Когда я снова открыл глаза, в палатку проникали лучи вечернего солнца. Они коснулись окровавленной одежды, и я увидел, что Джуну лежит рядом со мной. Я глубоко вздохнул и опять погрузился в забытье. Но сквозь завесу сна я все же слышал ровный, монотонный голос. Я отчетливо различал слова, но не мог бы сказать с уверенностью, говорит ли это Джуну или голос доносится откуда-то из глубины земли.
— Они всегда только отдавали, но теперь пришел и их черед брать! Теперь они хотят получить свою долю. Слезами они орошали эту землю, растили хлеб и умирали от голода. Напряги слух — и ты поймешь, как обманчивы тишина и спокойствие земли. Там, в ее недрах, клокочет и ищет выхода поток расплавленной лавы. Скоро этот поток вырвется на поверхность. Дрогнет земля — и рассыплется прахом уродливое здание, простоявшее века…
Я открыл глаза. Лицо Джуну склонилось надо мной.
— Что же ты замолчала? Продолжай, — сказал я.
— Но я ничего не говорила…
— Тогда скажи что-нибудь.
— Одно скажу: поскорее уезжай домой.
— А ты?
— Я останусь тут. Моя работа еще не кончена.
Я приподнялся и сел.
— Ну, а моя только начинается, Джуну!
— Что ты хочешь сказать?
— Я останусь с тобой и помогу завершить твое дело, а потом заберу тебя отсюда.
Джуну поглядела на меня испытующе.
— Наше дело завершится не скоро, Джибен, ибо это великое дело. Имя ему — любовь к человеку, а его единая правда — равная доля для всех.

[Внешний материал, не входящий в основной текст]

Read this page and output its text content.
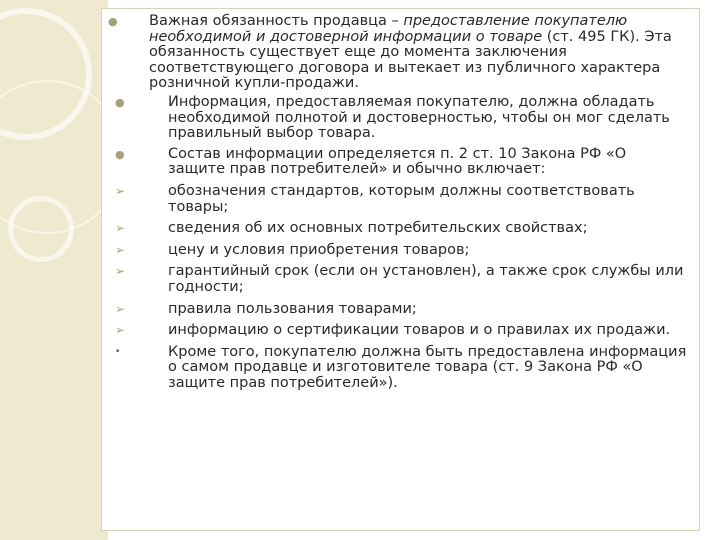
●	Важная обязанность продавца – предоставление покупателю необходимой и достоверной информации о товаре (ст. 495 ГК). Эта обязанность существует еще до момента заключения соответствующего договора и вытекает из публичного характера розничной купли-продажи.

●	Информация, предоставляемая покупателю, должна обладать необходимой полнотой и достоверностью, чтобы он мог сделать правильный выбор товара.

●	Состав информации определяется п. 2 ст. 10 Закона РФ «О защите прав потребителей» и обычно включает:

➢	обозначения стандартов, которым должны соответствовать товары;

➢	сведения об их основных потребительских свойствах;

➢	цену и условия приобретения товаров;

➢	гарантийный срок (если он установлен), а также срок службы или годности;

➢	правила пользования товарами;

➢	информацию о сертификации товаров и о правилах их продажи.

•	Кроме того, покупателю должна быть предоставлена информация о самом продавце и изготовителе товара (ст. 9 Закона РФ «О защите прав потребителей»).
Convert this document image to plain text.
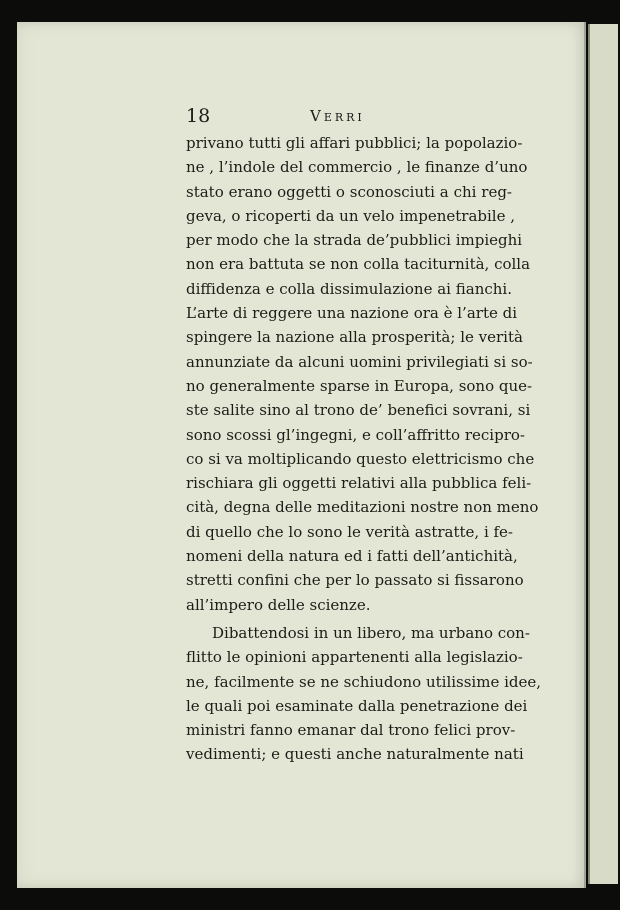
18	Verri
privano tutti gli affari pubblici; la popolazio-
ne , l’indole del commercio , le finanze d’uno
stato erano oggetti o sconosciuti a chi reg-
geva, o ricoperti da un velo impenetrabile ,
per modo che la strada de’pubblici impieghi
non era battuta se non colla taciturnità, colla
diffidenza e colla dissimulazione ai fianchi.
L’arte di reggere una nazione ora è l’arte di
spingere la nazione alla prosperità; le verità
annunziate da alcuni uomini privilegiati si so-
no generalmente sparse in Europa, sono que-
ste salite sino al trono de’ benefici sovrani, si
sono scossi gl’ingegni, e coll’affritto recipro-
co si va moltiplicando questo elettricismo che
rischiara gli oggetti relativi alla pubblica feli-
cità, degna delle meditazioni nostre non meno
di quello che lo sono le verità astratte, i fe-
nomeni della natura ed i fatti dell’antichità,
stretti confini che per lo passato si fissarono
all’impero delle scienze.
Dibattendosi in un libero, ma urbano con-
flitto le opinioni appartenenti alla legislazio-
ne, facilmente se ne schiudono utilissime idee,
le quali poi esaminate dalla penetrazione dei
ministri fanno emanar dal trono felici prov-
vedimenti; e questi anche naturalmente nati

Эта правда — извечный закон, но ее нужно вырвать из звериных когтей…
— Что же должны мы делать?
— Поднимать народ на борьбу. И жертвовать собственным счастьем. Иного пути нет.
И тут я увидел, что по ее щекам бегут слезы.
В палатку быстро вошел полицейский офицер.
— Приказываю вам следовать за мной, — обратился он к Джуну. — Вы арестованы.
Я поднялся с земли.
— Джуну, — сказал я и схватил ее за руку, — я пойду за тобой, куда бы это ни привело меня. Отныне наши пути слились воедино.
Сказка одной ночи[35]
Рано утром пассажирский поезд медленно прошел по мосту над пересыхающей речушкой и остановился у небольшой станции. Шушил, с дорожной сумкой в руке, сошел на перрон. Уже сильно припекало — день обещал быть знойным.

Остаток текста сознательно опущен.